As Lito Averia, IT security expert, Congress resource person on IT matters, and election observer for more than 20 years, asked, “How does the Comelec chair define ‘election sabotage?’”
He reiterated that they are “merely asking questions and raising issues which the Comelec continues to ignore.”
Questionable software to be used in 2013 elections
The Comelec chairman today insisted that the Philippine government owns the PCOS machines per the option to purchase signed with Smartmatic in March 2012.
This does not mean though that the Philippine government is also the owner of the software the machine will use. “Brillantes is the one who is ignorant, especially in software licensing,” Averia said.

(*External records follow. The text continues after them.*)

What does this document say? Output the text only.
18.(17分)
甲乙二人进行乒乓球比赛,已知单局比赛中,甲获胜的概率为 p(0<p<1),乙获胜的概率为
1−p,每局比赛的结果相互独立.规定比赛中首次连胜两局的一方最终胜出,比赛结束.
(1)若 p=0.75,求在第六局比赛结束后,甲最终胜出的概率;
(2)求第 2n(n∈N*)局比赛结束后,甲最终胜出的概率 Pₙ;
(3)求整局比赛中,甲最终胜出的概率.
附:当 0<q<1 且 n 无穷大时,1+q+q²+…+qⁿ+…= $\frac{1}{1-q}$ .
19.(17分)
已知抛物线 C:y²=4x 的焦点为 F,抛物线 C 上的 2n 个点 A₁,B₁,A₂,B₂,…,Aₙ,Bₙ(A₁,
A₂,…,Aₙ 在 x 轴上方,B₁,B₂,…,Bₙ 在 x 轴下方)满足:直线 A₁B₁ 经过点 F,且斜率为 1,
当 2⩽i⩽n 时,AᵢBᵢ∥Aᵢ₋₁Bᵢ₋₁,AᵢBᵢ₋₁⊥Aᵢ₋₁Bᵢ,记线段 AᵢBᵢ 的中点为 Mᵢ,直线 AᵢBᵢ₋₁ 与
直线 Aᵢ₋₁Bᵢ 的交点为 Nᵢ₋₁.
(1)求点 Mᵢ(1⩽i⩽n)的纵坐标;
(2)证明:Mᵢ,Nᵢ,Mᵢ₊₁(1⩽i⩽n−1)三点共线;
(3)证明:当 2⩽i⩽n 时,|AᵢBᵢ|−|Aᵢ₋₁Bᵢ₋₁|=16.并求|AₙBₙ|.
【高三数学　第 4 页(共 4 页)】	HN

Even non-lawyers in the IT industry, said Averia, understand that proprietary software like MSOffice, for instance, is not sold with the machine, though one has paid for it. “What one buys is a license to use. Comelec cannot claim to have bought the software that came with the PCOS in March 2012. It is only a user of the software AND only for the 2010 national and local elections at that.”
“The basic civil law principle is you cannot sell what you do not own. If the owner gives you authority to sell, there is still a limit to what you can sell, depending on what is written in the authorization,” AES Watch also clarified.

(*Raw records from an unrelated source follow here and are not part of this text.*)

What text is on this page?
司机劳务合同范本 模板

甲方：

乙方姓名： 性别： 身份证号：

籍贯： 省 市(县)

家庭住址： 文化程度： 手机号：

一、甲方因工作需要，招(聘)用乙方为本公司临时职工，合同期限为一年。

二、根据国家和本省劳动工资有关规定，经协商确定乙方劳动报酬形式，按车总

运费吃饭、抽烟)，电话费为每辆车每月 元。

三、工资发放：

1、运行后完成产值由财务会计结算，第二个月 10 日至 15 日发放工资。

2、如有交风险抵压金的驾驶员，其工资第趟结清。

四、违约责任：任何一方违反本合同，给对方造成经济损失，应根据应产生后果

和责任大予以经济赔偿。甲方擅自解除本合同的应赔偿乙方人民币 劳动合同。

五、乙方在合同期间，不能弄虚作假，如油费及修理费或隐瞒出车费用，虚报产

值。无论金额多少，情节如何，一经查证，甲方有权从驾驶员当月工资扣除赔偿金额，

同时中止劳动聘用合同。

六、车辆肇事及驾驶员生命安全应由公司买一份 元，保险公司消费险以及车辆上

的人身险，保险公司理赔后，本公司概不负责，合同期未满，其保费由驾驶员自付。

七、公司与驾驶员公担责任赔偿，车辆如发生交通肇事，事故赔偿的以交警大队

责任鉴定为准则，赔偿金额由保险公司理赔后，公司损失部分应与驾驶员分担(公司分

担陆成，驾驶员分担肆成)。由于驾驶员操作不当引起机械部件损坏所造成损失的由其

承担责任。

With the 2009 agreement – where the license to use the poll technology was given to Smartmatic only for 2010 – having been terminated in May 2012 by the real owner of the technology, Dominion Voting Systems, the Venezuelan sales company (Smartmatic) has lost its right to the software, AES Watch said.
Smartmatic has also lost its access to the program system that is critically needed to correct the program errors and bugs that both Comelec and Smartmatic reluctantly admitted only in 2012, Tuazon said.
Because of these circumstances, Brillantes announced last week that Comelec will use instead the program system designed for the aborted 2011 ARMM election reportedly supplied by Smartmatic. But the use of the 2011 program is not covered by the 2009 licensing agreement precisely because the latter only spoke of the 2010 elections, Tuazon explained.
In a forum held Monday at UP Alumni center, AES Watch distributed information materials like Primers, Alerts and Poll watch guides on the automated elections for May 13, 2013.